Devastatingly sad at times, but sleek and beautiful, this is an animal story classic that has mostly gone unappreciated by American readers in recent decades."
"A strange book by a strange author. It's always marked as a nature classic and a children's book, but the first classification needs a big old asterisk and the second is kind of bizarre. Yes, Maxwell lovingly describes the antics and affection of cute otters, though only in the last two thirds of the book. And then his story is often quite dark. I had this vague memory of reading this as a kid -- I do remember otters -- but now I wonder whether I got more than a couple of pages in -- and maybe I saw the movie instead, a sort of Disneyfied adaptation that came out in the 60s. "Ring of Bright Water" is a sort of Scottish "Walden," the (quite adult) story of a romantic loner living in a remote shore cottage in the West Highlands, a kind of Robinson Crusoe, really, who combs the beaches for flotsam and jetsam but whose inner life seems just as guarded as Crusoe's. I love passages like this one, describing the seashore at his house near the Isle of Skye:
"When one is alone one's vision becomes more extensive; from the tide-wrack rubbish-heap of small bones and dry, crumpled wings, relics of lesser lives, rise images the brighter for being unconfined by the physical eye. From some feathered mummy, stained and thin, soars the spinning lapwing in the white March morning; in the surface crust of rotting weed, where the foot explodes a whirring puff of flies, the withered fins and scales hold still, intrinsically, the sway and dart of glittering shoals among the tide-swung sea-tangle; smothered by a mad parabolic energy of leaping sand-hoppers the broken antlers of a stag re-form and move again high in the bare, stony corries and the October moonlight."

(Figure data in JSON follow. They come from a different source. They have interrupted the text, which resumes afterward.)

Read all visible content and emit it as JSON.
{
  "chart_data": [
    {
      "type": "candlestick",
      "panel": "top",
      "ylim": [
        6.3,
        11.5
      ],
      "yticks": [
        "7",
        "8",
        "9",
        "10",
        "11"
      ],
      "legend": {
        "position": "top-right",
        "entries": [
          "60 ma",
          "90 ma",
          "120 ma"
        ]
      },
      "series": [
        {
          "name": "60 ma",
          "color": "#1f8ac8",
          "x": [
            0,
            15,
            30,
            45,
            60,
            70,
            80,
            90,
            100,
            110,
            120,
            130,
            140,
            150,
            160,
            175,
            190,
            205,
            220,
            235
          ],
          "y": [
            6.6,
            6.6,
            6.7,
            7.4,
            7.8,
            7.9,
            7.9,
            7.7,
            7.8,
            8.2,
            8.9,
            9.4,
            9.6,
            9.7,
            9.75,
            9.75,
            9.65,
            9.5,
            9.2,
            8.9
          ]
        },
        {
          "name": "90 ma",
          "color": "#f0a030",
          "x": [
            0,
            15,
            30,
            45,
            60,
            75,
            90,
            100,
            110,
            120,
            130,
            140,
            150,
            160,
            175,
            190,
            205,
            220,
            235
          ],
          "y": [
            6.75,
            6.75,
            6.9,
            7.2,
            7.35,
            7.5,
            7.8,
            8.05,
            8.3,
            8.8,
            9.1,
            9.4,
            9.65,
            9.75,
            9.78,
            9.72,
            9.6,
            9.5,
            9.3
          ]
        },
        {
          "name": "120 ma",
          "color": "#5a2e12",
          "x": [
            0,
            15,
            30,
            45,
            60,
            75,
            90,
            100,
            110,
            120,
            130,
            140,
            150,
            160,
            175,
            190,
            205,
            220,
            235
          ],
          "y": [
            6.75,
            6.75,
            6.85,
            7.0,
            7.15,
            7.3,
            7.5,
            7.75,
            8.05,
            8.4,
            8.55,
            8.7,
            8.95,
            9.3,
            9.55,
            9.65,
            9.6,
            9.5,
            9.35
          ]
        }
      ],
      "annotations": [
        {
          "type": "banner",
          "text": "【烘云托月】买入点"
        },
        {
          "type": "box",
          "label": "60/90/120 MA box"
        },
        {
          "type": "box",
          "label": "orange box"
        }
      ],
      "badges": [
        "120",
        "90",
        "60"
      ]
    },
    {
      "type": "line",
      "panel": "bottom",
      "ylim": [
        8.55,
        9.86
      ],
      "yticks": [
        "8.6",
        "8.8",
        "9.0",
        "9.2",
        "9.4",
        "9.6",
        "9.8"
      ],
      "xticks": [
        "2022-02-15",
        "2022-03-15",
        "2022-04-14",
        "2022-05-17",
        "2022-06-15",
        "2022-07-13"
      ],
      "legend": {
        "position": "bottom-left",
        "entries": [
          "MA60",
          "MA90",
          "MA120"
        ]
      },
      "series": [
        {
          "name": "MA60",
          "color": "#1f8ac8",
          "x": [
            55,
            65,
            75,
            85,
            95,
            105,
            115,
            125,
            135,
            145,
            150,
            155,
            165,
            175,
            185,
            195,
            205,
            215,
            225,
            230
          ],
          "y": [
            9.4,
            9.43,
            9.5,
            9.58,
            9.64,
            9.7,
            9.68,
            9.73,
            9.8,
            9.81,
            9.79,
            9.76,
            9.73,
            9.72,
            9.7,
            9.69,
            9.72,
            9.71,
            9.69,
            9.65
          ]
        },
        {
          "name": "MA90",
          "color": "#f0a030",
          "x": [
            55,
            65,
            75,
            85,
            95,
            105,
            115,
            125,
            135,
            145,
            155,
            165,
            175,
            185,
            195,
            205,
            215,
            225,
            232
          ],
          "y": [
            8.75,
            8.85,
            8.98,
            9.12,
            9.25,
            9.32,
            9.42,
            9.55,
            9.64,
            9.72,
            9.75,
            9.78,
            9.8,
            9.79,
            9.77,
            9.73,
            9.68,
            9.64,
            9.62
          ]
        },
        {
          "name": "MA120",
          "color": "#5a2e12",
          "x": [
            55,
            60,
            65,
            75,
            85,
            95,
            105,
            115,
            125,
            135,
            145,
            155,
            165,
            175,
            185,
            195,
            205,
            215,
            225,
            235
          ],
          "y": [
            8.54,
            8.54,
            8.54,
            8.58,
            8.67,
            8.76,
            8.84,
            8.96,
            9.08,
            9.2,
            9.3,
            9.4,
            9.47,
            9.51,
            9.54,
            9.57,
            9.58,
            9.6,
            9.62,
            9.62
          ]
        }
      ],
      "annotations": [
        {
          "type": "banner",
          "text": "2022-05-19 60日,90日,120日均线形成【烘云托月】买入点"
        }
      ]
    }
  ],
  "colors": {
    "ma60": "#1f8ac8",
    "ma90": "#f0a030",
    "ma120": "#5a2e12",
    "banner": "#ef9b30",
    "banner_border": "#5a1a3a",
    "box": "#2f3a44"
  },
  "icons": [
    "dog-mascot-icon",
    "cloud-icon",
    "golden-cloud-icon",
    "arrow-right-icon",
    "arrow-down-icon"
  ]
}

This poetic vision of the life in dead detritus prefaces the stories of death and life that Maxwell will tell. His loyal dog Jonny, who doesn't feature all that centrally in the first part of the book, grows old and dies; Maxwell's grief over his death comes after and before scenes of animal violence-rabbit hunting, goats dying, a massacre of fish. Maxwell decides he cannot replace Jonny with another dog, but soon decides he wants a pet otter instead. This is where I almost put the book away without finishing it: he procures his otter in Iraq (it's the 1950s, when the British were still "in" Iraq) and brings it to Scotland-which I found weird and somehow irritating, since there are plenty of otters already in that region. I guess I assumed when I bought this book that he had tamed some of the wild Hebridean otters, which seems more charming than the truth, which is that he smuggled (not exactly, since there were no or fairly lax regulations on the importing of wild animals in those days) his otter Mijbil into Britain, under not very pleasant conditions. (Let the sensitive reader beware.) In keeping with his general lack of introspection, Maxwell hardly grapples with the ethical aspects of all this. I don't want to discourage anyone from reading the book, really, since: a) the author is himself a curious specimen; b) his writing, especially in describing wild places in the Highlands, is often powerful; and c) his depiction of otters is detailed and moving."